SHANGHAI—The city of Beijing will shut about 1,000 manufacturing firms by 2020 as part of a program that’s aimed at curbing smog and boosting income in neighboring regions, state media said on July 30.
The move is part of China’s plan to upgrade its manufacturing sector, with a focus on developing dynamic, high-tech industries and withdrawing from “ordinary” manufacturing, the Chinese Communist Party mouthpiece People’s Daily reported, citing a recent policy document published by the municipal government of Beijing .
The plan, however, appears to be moving forward at the expense of ordinary citizens, such as migrant workers. In December 2017, Beijing authorities began to evict the so-called low-class population, including laborers, migrant workers, street hawkers, and out-of-town petitioners, following a deadly fire that engulfed a suburb where many of these workers lived. Similar evictions soon spread to other Chinese cities.
In early July, police officers shut down multiple clothing factories in Daxing District in Beijing, resulting in large numbers of migrant workers losing their jobs, according to a July 19 report by Radio Free Asia (RFA).

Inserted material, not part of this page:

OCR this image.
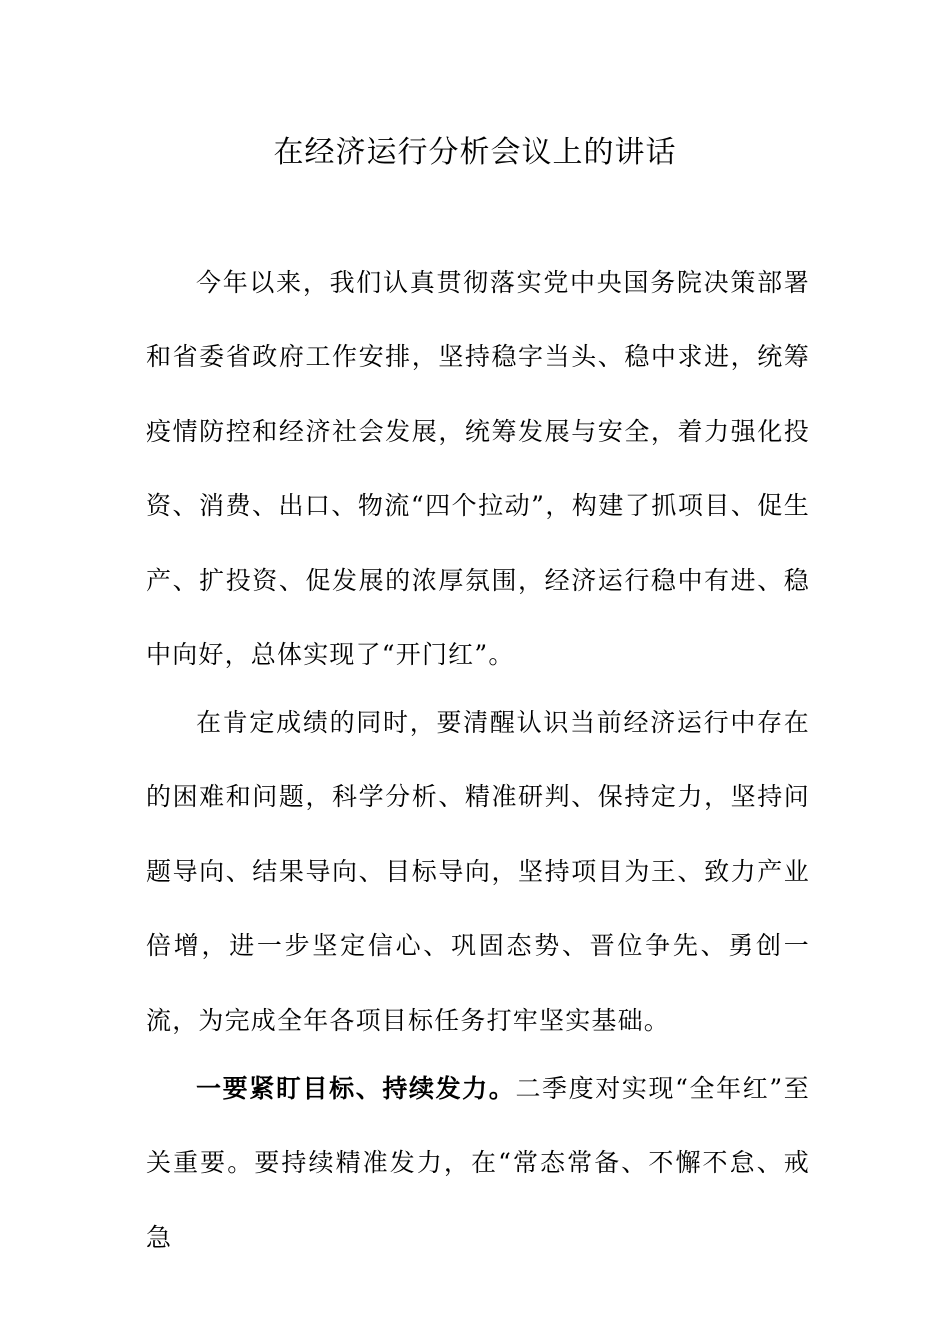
在经济运行分析会议上的讲话

今年以来，我们认真贯彻落实党中央国务院决策部署和省委省政府工作安排，坚持稳字当头、稳中求进，统筹疫情防控和经济社会发展，统筹发展与安全，着力强化投资、消费、出口、物流“四个拉动”，构建了抓项目、促生产、扩投资、促发展的浓厚氛围，经济运行稳中有进、稳中向好，总体实现了“开门红”。

在肯定成绩的同时，要清醒认识当前经济运行中存在的困难和问题，科学分析、精准研判、保持定力，坚持问题导向、结果导向、目标导向，坚持项目为王、致力产业倍增，进一步坚定信心、巩固态势、晋位争先、勇创一流，为完成全年各项目标任务打牢坚实基础。

一要紧盯目标、持续发力。二季度对实现“全年红”至关重要。要持续精准发力，在“常态常备、不懈不怠、戒急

Local citizens complained that the closing of these factories would be devastating to the local economy.
One unidentified local clothing businessman told RFA that the local economy boomed upon the arrival of these migrant workers, with many new businesses opening, such as supermarkets and factories.
Beijing has already rejected registration applications from 19,500 firms, and shut or relocated 2,465 “ordinary” manufacturers, People’s Daily said.
China rolled out a plan to improve coordination in the smog-prone Beijing-Tianjin-Hebei Province region in 2014 amid concern that competition between the three jurisdictions was wasting resources and creating overcapacity and pollution.
The goal is to phase out manufacturing and heavy industry in Beijing, and relocate universities and some government departments into Hebei’s new economic zone of Xiong'an.
The Chinese regime also wants to create an integrated transport network and unify standards in areas such as welfare and education to make Hebei—long known for its heavy industry—more attractive to investors.
By David Stanway. Epoch Times staff member Frank Fang contributed to this report.